藍子「……そういえば、加蓮ちゃんの言っていた"嘘"って、一番最初に言ったことだったんですね」

藍子「Pさんや私の名前は書いていない、っていうこと。あれが嘘だったんですか?」

加蓮「ん、そうだよ。……正直あの時すっごいドキドキしてた。しかも藍子がさ、藍子の名前を書いてたら当てられる訳ないからとか言い出して」

加蓮「ちょっぴり泣きそうになってたんだよ?」

藍子「泣きそうだったんですか!?」

加蓮「罪悪感的なのとか、こう……」

藍子「ふふ。私、ぜんぜん分かりませんでした。やっぱり加蓮ちゃんには演技じゃ勝てそうにないですっ」

加蓮「やめてその別のことなら楽勝みたいなの」

藍子「えぇ!? そんなつもりじゃ――」

加蓮「ぁー……やっぱ秋染めは流行らなくていいや。なんかすっごい気まずくなりそうだし、ってか恥ずかしいしこういうの……」

藍子「残念っ。次は私が書いて、加蓮ちゃんが当てる番だって思ってたのに」

加蓮「……」

藍子「……」

加蓮「……」

藍子「……」

加蓮「……どーしても藍子がやりたいっていうなら、今から逆にしてやろっか」

藍子「! はいっ。じゃあ、その次はまた加蓮ちゃんの番ですね」

加蓮「私はもういいよ、ホント恥ずかしいだけだからこんなの……」

藍子「えー。じゃあ……食べ物限定にしてみるとか。それなら当てられてもそんなに恥ずかしくありませんよね?」

加蓮「……それなら、まぁ」

藍子「じゃあ、私も食べたい食べ物にしちゃいますね。
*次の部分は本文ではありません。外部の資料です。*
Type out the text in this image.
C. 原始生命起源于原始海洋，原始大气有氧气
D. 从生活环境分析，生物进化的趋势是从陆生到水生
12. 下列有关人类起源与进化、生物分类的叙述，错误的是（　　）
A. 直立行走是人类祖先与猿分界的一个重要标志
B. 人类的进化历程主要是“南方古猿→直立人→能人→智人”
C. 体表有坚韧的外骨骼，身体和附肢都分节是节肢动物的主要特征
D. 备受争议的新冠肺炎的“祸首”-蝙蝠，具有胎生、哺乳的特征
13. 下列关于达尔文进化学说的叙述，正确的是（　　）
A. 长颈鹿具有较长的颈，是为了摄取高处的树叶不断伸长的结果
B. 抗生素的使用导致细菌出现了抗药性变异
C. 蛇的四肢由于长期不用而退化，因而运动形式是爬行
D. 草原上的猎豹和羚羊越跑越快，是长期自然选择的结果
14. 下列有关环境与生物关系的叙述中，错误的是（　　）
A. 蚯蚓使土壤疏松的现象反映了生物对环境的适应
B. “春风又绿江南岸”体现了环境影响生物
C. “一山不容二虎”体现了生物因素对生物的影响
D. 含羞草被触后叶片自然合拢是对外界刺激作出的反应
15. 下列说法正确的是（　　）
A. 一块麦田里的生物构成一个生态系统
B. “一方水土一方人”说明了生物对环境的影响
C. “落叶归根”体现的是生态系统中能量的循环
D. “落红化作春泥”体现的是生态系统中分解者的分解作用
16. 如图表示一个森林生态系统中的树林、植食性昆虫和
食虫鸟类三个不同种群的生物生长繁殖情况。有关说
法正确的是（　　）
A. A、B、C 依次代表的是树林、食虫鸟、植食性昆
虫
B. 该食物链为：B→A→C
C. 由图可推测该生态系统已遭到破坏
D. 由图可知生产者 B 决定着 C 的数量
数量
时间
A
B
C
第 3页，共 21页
ノートノート……」カキカキ

藍子「はい、書きました! ……ごほんっ! じゃあ加蓮ちゃん、当ててみてくださ――」

加蓮「チーズケーキのお代わり」

藍子「……!?」

加蓮「あれ、ビンゴ?」

藍子「……あ、あはは」コクッ

加蓮「…………」

藍子「…………」

加蓮「……たはは」

藍子「ふふっ」

加蓮「よし、加蓮ちゃんの黒歴史生産タイム終了! 次こそは藍子に完全勝利するよ! 秋に誓って、もう私が当てる番は回ってこない!」

藍子「わ、私だってやられっぱなしは嫌です。秋に誓って当ててみせますからっ」



おしまい。
読んでいただき、ありがとうございました。

5分間くらい高笑いをしていたら喉が潰れました。
その後に「注目のアイドル」のことを思い出して、30分間くらいずっと大泣きしていました。ありがとうシンデレラガールズ。